Steve B. - 05 Apr 2006 14:31 GMT
Visual Studio 2005 and the .Net framework allows you to create "reports"
(using something very closed to the Sql Reporting services, but without the
server features).
The generated reports can be exported into several formats, including the
PDF format, or excel or HTML (don't remember if Word is included too).
This incredibly increases the developpement of reports generation.
HTH,
Steve
> Hi,
>
[quoted text clipped - 18 lines]
>
> Pieter
Pieter - 06 Apr 2006 08:26 GMT
Do you mean the Crystal Reports? Or via the Reportviewer (actually Reporting
Services).
Crystal Reports can export to Word, but not in a 'nice' format: all the text
is placed in Text Boxes: So if you add text in one Text Box, it will come in
front of the others instead of moving everything nicely.
Steve B. - 06 Apr 2006 08:43 GMT
No crystal reports required (good news).
Right click on your project, select Add new item, you will find a "Report"
template (rldc extention).
This reports is included in the Framework and is very close to what
reporting services can do (the report format is the same).

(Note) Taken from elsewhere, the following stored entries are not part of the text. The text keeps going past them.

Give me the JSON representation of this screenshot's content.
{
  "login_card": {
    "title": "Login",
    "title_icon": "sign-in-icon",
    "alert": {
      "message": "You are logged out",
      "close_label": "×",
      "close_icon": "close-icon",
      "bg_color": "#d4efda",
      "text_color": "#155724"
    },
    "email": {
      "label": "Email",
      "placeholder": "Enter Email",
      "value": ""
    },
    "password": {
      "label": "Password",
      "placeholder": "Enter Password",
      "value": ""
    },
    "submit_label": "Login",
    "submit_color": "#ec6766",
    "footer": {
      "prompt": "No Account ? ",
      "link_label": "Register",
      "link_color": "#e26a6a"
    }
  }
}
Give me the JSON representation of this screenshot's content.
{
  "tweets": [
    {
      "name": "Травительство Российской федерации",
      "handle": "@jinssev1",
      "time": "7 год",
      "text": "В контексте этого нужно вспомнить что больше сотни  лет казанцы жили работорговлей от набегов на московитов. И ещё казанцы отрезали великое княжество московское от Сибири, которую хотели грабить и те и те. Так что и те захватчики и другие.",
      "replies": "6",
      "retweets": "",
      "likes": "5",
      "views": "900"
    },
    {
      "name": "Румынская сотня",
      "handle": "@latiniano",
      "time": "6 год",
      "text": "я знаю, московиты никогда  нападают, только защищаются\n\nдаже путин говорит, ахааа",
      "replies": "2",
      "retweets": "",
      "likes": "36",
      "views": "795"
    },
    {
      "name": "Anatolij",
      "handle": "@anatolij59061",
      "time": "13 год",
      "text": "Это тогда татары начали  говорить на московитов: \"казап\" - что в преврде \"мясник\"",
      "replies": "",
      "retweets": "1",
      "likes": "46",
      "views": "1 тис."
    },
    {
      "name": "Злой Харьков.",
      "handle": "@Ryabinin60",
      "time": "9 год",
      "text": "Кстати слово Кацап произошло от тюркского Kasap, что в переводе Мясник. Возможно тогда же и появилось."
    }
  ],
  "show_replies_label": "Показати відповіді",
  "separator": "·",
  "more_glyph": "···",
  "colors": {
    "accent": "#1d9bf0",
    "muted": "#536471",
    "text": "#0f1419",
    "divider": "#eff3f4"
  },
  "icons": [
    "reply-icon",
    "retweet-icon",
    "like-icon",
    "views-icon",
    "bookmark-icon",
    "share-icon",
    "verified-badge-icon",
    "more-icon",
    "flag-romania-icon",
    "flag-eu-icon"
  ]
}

Reporting services added value is the server features (reports
subscriptions, reports web services, etc...). But reports rendering can be
used with VS 2005 and .Net 2.0 without reporting services.
Take a look at our new beta product (free) :
http://mentor.airsoftconsulting.com/
There is a section of the application that can generate reports locally.
Steve
> Do you mean the Crystal Reports? Or via the Reportviewer (actually
> Reporting Services).
>
> Crystal Reports can export to Word, but not in a 'nice' format: all the
> text is placed in Text Boxes: So if you add text in one Text Box, it will
> come in front of the others instead of moving everything nicely.